2º A consagração de um dever
de execução. Até aí a execução de sentenças tinha sido uma graça da
administração. Se não as executasse não lhe acontecia nada. O DL 350/57
estabeleceu o 1º sistema de execução de sentença, criando a obrigação da sua
execução e a responsabilidade civil disciplinar do titular do cargo que não
cumprira esta decisão, ou seja, criando mecanismos que conduziam a efectiva
execução das sentenças. De certo modo remeteu para o Processo Civil.
O resto da realidade
administrativa manteve-se.
Em 82 – a Constituição alterou
o compromisso originário - estabeleceu-se que este direito ao acesso à justiça
administrativa, que afirmou ser concebido como direito ao recurso e incidindo
apenas em actos executório. Duas coisas apontam para o alargamento do âmbito de
um novo contencioso administrativo. I) No art. 268/3 – o CA servia para
impugnar actos administrativos executórios, assim servia para proteger Direitos
normativamente protegidos – direitos dos particulares (foi acrescido na norma
que previa o recurso de anulação a norma que prevê protecção de DLG dos
particulares e por outro lado o acto administrativo que era antes definitivo e
executório, passava a ser também material – acto administrativo
independentemente da sua forma (que demonstra alguma abertura do Contencioso Administrativo).
Com a jurisdicionalização do
recurso de anulação, o processo, torna-se pela 1ª vez um processo de partes,
igualdade formal entre a administração e os particulares. Até ai o particular
apresentava o pedido e a administração não era obrigada a contestar. A partir
de agora há um processo de partes no recurso de anulação.
A variedade de diplomas
aplicáveis não só dificultava o trabalho dos juristas como também impediu que
houvesse uma verdadeira reforma do Contencioso Administrativo.
Até que há uma nova revisão
Constitucional e uma alteração do paradigma Constitucional. Em 89 –
autonomiza-se a justiça administrativa – aquilo até ai era uma faculdade, passa
a ser uma opção Constitucional – o legislador cria os Tribunais
Administrativos e Fiscais como uma espécie de Tribunais. Por outro lado as
relações jurídicas entre o particular e a administração - há uma relação
jurídica, há uma igualdade igual que deve reconduzir a igualdade
processual. A logica do Contencioso Administrativo vai se alterar. Mas também a
própria ideia do acesso à acção administrativa vai ser recuperado – mantem-se o
direito o acesso dos actos administrativos, embora aqui já um direito a
integração que incide sobre actos susceptíveis de lesar direitos dos
particulares (é a versão mais subjectiva do Contencioso Administrativo) – é
um contencioso feito de forma a proteger os interesses dos particulares.

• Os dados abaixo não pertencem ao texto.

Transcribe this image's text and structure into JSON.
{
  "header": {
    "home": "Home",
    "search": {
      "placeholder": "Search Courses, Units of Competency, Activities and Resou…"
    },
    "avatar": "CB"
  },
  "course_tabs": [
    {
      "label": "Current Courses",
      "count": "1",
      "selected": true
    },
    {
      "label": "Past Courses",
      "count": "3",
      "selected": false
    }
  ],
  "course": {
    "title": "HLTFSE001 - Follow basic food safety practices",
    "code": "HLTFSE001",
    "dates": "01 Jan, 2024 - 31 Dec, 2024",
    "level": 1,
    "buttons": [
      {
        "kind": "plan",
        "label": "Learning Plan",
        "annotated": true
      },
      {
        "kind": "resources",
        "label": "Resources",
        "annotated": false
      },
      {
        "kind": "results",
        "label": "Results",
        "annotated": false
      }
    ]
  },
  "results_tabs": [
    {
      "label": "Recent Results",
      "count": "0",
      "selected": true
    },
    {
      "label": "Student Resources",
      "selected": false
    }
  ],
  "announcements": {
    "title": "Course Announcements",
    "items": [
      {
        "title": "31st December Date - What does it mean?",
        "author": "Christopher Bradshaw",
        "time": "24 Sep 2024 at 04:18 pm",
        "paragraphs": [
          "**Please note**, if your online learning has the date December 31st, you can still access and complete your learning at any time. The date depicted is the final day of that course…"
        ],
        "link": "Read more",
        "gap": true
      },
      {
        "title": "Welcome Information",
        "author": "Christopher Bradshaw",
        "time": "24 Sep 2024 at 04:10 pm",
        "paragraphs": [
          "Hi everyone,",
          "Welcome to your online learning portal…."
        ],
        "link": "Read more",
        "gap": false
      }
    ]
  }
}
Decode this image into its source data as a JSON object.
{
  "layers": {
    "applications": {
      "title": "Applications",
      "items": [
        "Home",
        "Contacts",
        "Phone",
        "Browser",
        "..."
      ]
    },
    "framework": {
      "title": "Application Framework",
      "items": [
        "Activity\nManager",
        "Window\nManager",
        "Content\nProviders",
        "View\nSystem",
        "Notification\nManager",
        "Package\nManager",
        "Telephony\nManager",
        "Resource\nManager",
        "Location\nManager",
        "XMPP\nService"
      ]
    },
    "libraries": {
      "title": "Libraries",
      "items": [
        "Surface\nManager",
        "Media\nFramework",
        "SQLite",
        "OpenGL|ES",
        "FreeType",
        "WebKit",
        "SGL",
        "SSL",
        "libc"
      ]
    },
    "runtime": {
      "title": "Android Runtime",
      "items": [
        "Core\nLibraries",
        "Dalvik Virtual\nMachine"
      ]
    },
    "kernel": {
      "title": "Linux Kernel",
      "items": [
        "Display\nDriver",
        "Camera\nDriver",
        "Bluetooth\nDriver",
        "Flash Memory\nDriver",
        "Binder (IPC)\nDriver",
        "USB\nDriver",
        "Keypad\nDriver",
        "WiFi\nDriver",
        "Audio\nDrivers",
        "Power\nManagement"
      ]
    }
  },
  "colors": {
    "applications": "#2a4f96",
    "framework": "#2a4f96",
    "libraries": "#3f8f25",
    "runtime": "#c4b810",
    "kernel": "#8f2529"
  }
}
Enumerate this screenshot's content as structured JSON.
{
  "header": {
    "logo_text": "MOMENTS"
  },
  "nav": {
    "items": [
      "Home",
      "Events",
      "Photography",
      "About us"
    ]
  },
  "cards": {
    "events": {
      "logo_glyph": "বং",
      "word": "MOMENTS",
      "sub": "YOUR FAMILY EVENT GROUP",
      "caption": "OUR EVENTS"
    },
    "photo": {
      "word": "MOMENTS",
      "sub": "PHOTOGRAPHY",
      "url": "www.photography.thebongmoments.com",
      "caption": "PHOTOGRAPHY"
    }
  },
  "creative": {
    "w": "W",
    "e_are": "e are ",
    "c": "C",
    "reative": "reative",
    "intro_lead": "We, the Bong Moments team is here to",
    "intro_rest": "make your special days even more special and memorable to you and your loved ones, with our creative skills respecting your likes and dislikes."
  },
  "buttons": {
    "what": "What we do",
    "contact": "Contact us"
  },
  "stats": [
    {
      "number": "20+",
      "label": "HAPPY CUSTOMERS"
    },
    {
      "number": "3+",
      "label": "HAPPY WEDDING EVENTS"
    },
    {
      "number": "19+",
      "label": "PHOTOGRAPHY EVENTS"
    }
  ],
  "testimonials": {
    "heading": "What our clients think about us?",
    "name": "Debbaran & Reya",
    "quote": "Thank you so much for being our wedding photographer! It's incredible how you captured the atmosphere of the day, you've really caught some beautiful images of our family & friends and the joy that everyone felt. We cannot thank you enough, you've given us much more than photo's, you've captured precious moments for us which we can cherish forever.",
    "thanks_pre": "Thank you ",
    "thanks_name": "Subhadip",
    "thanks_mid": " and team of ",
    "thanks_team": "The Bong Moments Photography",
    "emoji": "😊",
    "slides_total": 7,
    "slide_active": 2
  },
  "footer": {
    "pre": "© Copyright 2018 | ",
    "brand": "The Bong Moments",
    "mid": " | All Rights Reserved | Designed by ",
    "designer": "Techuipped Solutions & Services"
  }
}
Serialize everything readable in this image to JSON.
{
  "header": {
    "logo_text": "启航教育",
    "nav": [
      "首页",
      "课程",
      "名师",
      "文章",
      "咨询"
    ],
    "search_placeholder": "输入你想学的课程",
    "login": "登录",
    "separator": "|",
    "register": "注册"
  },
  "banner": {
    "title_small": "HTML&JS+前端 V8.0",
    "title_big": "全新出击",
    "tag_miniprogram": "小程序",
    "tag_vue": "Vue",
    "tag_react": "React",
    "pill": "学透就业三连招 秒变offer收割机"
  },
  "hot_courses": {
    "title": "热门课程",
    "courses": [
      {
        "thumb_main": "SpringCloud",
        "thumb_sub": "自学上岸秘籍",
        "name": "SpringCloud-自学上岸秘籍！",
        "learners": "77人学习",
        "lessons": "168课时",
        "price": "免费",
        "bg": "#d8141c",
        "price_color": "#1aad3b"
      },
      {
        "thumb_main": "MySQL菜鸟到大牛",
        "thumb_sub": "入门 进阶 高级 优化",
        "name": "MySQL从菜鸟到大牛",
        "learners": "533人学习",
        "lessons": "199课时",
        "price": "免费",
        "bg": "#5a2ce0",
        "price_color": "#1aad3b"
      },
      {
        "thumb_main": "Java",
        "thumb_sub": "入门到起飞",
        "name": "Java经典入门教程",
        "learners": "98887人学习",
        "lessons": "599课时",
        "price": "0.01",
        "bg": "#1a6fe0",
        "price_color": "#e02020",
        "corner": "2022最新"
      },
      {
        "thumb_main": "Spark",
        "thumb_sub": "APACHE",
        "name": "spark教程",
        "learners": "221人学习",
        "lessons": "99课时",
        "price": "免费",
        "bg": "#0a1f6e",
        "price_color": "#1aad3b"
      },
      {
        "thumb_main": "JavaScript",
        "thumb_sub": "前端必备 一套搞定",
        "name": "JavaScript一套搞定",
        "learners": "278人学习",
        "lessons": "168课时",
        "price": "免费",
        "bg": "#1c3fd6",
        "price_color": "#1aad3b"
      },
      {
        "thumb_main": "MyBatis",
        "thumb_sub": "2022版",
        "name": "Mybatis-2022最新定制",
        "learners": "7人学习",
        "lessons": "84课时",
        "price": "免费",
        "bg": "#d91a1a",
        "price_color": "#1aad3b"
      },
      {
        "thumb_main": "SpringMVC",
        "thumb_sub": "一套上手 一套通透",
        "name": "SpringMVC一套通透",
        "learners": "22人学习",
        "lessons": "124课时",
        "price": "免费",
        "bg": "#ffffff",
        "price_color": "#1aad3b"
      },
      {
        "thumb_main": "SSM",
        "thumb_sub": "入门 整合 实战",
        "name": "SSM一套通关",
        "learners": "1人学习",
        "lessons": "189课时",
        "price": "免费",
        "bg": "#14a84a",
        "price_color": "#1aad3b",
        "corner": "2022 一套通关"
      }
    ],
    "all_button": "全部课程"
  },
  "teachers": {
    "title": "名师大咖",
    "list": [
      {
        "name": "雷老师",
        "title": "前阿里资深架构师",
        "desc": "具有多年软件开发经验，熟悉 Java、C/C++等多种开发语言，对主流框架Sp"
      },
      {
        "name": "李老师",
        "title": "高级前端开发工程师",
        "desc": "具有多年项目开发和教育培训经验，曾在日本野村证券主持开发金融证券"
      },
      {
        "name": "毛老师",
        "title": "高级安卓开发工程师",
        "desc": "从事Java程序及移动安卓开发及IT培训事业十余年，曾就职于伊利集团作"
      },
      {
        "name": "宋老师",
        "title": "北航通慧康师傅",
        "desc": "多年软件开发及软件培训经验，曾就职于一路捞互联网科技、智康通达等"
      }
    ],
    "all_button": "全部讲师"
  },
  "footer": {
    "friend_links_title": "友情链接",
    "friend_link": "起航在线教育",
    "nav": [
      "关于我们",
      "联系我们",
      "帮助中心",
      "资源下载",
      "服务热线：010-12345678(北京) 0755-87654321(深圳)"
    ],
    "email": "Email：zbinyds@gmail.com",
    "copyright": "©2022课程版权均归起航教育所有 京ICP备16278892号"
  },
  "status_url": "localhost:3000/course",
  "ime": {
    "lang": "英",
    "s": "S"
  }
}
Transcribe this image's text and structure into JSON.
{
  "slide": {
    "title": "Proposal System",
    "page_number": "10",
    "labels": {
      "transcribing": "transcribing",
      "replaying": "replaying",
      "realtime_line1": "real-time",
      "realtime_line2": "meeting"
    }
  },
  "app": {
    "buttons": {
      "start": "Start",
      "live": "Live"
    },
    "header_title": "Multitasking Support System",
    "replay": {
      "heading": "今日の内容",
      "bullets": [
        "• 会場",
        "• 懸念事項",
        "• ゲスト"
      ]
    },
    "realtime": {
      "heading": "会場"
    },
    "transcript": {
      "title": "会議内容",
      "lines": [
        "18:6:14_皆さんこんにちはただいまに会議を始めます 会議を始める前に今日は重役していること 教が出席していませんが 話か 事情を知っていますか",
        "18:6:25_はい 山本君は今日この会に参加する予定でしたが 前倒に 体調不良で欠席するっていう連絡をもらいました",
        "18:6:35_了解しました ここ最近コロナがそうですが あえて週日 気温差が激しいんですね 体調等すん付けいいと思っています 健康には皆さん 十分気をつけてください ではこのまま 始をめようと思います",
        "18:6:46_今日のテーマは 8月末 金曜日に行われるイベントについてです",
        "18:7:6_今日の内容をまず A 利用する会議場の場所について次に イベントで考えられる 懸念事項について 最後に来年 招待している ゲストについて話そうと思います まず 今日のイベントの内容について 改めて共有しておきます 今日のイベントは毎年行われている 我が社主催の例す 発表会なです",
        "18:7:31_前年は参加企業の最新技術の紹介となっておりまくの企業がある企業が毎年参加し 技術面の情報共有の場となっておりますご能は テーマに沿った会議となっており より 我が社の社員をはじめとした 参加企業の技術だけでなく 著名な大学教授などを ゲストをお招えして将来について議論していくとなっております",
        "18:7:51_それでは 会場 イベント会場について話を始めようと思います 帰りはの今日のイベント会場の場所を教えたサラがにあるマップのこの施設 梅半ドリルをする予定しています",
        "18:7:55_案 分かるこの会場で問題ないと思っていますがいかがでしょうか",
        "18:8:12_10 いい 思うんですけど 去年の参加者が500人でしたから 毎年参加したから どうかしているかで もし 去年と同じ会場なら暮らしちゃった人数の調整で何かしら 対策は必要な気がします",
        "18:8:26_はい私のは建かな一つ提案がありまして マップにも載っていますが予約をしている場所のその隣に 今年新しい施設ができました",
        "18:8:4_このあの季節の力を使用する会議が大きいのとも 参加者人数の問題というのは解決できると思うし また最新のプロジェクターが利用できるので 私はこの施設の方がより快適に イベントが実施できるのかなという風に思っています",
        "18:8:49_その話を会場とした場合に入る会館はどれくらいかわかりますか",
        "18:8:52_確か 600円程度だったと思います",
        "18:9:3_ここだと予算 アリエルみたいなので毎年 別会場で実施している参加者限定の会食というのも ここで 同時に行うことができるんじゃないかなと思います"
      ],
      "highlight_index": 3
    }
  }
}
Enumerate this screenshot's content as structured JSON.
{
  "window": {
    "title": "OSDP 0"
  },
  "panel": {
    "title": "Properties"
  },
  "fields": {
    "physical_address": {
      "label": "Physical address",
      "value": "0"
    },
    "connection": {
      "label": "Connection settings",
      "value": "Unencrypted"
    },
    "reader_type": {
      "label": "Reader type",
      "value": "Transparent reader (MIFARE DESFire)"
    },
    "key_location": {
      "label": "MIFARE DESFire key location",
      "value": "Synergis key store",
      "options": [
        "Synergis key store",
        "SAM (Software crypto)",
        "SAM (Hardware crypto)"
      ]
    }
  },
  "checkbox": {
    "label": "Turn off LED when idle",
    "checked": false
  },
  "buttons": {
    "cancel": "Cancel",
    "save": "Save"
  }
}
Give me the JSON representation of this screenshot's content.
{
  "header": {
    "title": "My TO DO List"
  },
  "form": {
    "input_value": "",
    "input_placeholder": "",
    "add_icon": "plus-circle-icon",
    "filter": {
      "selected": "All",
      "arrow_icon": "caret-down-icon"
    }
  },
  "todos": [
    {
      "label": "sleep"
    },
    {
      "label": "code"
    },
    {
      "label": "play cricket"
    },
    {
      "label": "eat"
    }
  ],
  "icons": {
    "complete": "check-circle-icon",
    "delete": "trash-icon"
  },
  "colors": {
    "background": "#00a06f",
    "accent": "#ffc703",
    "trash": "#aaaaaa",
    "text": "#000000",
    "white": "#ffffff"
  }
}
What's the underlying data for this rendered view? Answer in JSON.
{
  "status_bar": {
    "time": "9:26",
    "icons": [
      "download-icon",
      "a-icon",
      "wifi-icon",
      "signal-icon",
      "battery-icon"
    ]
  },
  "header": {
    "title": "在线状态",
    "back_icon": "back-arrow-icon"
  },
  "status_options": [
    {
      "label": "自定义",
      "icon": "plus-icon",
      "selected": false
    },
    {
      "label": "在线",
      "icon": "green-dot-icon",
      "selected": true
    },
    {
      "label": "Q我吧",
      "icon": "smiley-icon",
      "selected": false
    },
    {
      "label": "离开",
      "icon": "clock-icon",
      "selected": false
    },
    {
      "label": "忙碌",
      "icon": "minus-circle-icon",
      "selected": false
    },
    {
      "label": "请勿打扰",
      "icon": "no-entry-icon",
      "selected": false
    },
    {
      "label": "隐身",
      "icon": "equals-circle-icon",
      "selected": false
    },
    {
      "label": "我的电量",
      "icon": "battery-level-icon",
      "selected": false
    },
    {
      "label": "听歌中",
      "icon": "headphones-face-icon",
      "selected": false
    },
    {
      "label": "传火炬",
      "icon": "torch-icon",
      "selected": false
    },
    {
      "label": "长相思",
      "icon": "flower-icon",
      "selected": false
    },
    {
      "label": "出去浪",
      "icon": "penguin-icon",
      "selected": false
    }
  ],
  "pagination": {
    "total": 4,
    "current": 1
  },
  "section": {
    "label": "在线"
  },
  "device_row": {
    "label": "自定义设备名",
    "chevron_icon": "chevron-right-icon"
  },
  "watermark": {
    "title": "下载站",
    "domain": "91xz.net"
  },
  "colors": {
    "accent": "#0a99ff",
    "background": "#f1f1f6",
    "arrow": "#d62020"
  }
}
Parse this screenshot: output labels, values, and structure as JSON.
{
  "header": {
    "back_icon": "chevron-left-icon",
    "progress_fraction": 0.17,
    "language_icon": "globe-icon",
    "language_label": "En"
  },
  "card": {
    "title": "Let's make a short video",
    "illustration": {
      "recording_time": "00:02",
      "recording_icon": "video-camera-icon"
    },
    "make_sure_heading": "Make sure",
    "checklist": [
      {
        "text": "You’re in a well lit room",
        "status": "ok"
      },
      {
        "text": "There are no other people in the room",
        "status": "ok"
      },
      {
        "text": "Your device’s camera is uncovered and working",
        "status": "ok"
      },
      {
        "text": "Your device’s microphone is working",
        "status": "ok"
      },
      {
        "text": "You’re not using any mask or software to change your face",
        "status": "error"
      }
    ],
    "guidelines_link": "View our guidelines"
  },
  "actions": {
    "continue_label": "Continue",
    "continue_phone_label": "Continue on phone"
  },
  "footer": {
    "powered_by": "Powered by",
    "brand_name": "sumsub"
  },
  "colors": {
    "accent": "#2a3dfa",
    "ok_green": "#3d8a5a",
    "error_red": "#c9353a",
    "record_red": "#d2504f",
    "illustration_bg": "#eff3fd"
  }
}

E isso é o Caminho para uma
nova justiça.
Em face da reforma do
Contencioso Administrativo de 2004, podemos considerar que, finalmente a
legislação ordinária respeita o texto fundamental, no que diz respeito à realização
do princípio da protecção plena e efectiva dos direitos dos particulares
através dos meios processuais principais, cautelares e executivos.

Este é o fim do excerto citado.